Я встал, вернулся к машине и поехал на кладбище. Довоенных могил оставалось всего пара десятков, и они густо заросли деревьями и колючками. Что-то разобрать в этих зарослях было невозможно. Но это уже не имело значения. Большая и важная часть меня плотно встала на место. Я покрутился по окрестностям, осмотрел руины фабрики, расположенной на другом берегу почти высохшей речки, и поехал дальше. Нужно было торопиться. Путешествие в прошлое только начиналось.
IX. Как я испугался
Я не почувствовал отдачи и не ощутил запаха сгоревшего пороха. Я с детства любил этот запах, но сейчас его не было. Я не чувствовал своей руки, но видел, что в ней был пистолет. Он только что выстрелил. По ступенькам прыгала гильза. В другой руке у меня был человек. Он что-то лопотал на непонятном языке, и в глазах у него был ужас. Он пытался исчезнуть или хотя бы вжаться в лестничную площадку. Пуля прошла мимо. Мне снова повезло.
Я что-то говорил этому человеку. Вернее, рычал, потому что голос был совершенно не мой. Гораздо более низкий и грубый. И слова были не моими. Пистолет снова выстрелил, но сейчас я знал, что стреляю мимо. Рука разжалась, и человек убежал. Я и не думал, что можно так быстро бегать по лестнице, полностью заваленной строительным мусором. Я был там. Я держал пистолет в руке. Я понимал, что происходит. Но это был не я. Даже зрение работало непривычно – как будто я наблюдал за всем со стороны, совершая действия, но не контролируя их. Как будто смотрел фильм.
Я много раз видел, как человеку в телевизоре приставляют к голове пистолет. Но это не было похоже на то, что происходило в тот день. В фильмах, как правило, все очень спокойны. Такие серьезные брутальные мужики, которые совсем ничего не боятся. У них мужественные каменные лица, и они могут спокойно вести переговоры, не обращая внимания на сорок пятый калибр, приставленный к виску. Этот человек был совсем не таким. Дикий, животный страх, читавшийся в его глазах, врезался мне в память. Мне кажется, что страх был таким сильным, что до него можно было дотронуться и погрузить в него руку. В отличие от героев фильмов, он очень хотел жить.
Позже, когда я научился общаться с теми, кто жил по ту сторону, я много раз задавал им вопрос, кто именно стрелял в тот день.
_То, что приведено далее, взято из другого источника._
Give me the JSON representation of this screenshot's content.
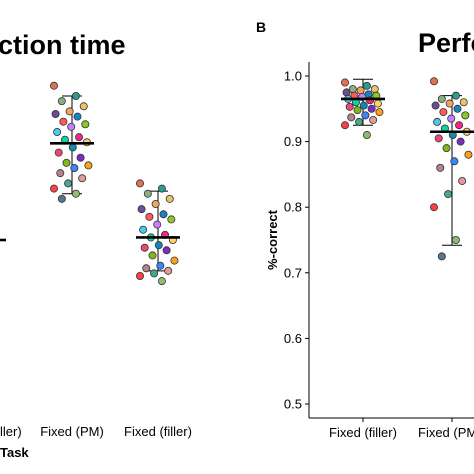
{
  "chart_data": [
    {
      "type": "scatter",
      "title": "ction time",
      "xlabel": "Task",
      "categories": [
        "ller)",
        "Fixed (PM)",
        "Fixed (filler)"
      ],
      "series": [
        {
          "category": "Fixed (PM)",
          "values": [
            1150,
            1130,
            1120,
            1110,
            1100,
            1095,
            1090,
            1080,
            1075,
            1070,
            1060,
            1050,
            1045,
            1040,
            1030,
            1020,
            1010,
            1000,
            995,
            990,
            980,
            970,
            960,
            950,
            940,
            930
          ],
          "mean": 1038,
          "err_low": 940,
          "err_high": 1130
        },
        {
          "category": "Fixed (filler)",
          "values": [
            960,
            950,
            940,
            930,
            920,
            910,
            900,
            895,
            890,
            880,
            870,
            860,
            855,
            850,
            840,
            835,
            830,
            820,
            810,
            800,
            795,
            790,
            785,
            780,
            770
          ],
          "mean": 855,
          "err_low": 790,
          "err_high": 945
        }
      ],
      "ylim": [
        500,
        1200
      ],
      "partial_mean_first": 850
    },
    {
      "type": "scatter",
      "title": "Perfo",
      "panel_label": "B",
      "ylabel": "%-correct",
      "categories": [
        "Fixed (filler)",
        "Fixed (PM"
      ],
      "yticks": [
        "0.5",
        "0.6",
        "0.7",
        "0.8",
        "0.9",
        "1.0"
      ],
      "ylim": [
        0.48,
        1.02
      ],
      "series": [
        {
          "category": "Fixed (filler)",
          "values": [
            0.99,
            0.985,
            0.98,
            0.98,
            0.978,
            0.975,
            0.972,
            0.97,
            0.97,
            0.968,
            0.965,
            0.963,
            0.96,
            0.958,
            0.955,
            0.953,
            0.95,
            0.948,
            0.945,
            0.94,
            0.937,
            0.933,
            0.93,
            0.925,
            0.91
          ],
          "mean": 0.965,
          "err_low": 0.925,
          "err_high": 0.995
        },
        {
          "category": "Fixed (PM",
          "values": [
            0.992,
            0.97,
            0.965,
            0.96,
            0.958,
            0.955,
            0.95,
            0.945,
            0.94,
            0.935,
            0.93,
            0.925,
            0.92,
            0.915,
            0.91,
            0.905,
            0.9,
            0.89,
            0.88,
            0.87,
            0.86,
            0.84,
            0.82,
            0.8,
            0.75,
            0.725
          ],
          "mean": 0.915,
          "err_low": 0.742,
          "err_high": 0.97
        }
      ]
    }
  ]
}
Но ответа не было. Сейчас я знаю только один ответ на этот вопрос – это был я. Но тогда это было немыслимо.
Прошла всего неделя с того дня, когда я узнал о своих вытесненных личностях. Я ходил как во сне. Меня донимали два чувства – любопытства и тревоги. Мне было дико интересно, кто там живет и как это всё работает. Я очень нервничал. Потому что впервые осознал, что существует какая-то часть моей жизни, о которой я ничего не знаю. И которой не могу управлять. Это было мучительно.
Интернет не знал ответа на вопрос, как переключиться в вытесненную личность. Или хотя бы поговорить с ней. Но я знал. Поэтому я сидел на стуле, и передо мной на столе снова стояла бутылка скотча. Было страшновато. Но я выпил. Весь день я пил и пытался вызвать кого-то из них. Ничего не получалось. Я делал всё то же, что и всегда – кому-то писал, звонил и нес обычную пьяную чушь. Но было одно отличие – я попросил жену заснять то, что будет со мной происходить. И попросил сестру помочь ей, потому что знал, что это будет не самый приятный опыт. Вечером память выключилась.
Утром выяснилось, что приходили трое. По очереди. Первый всё ощупывал. Второй наводил порядок. А третий ревел и неистово молился. Даже по видео было предельно понятно, что это был не я. Переключения были видны очень четко. Личности сменялись почти моментально. Естественно, я ничего из этого не помнил. Никаких сомнений больше не осталось.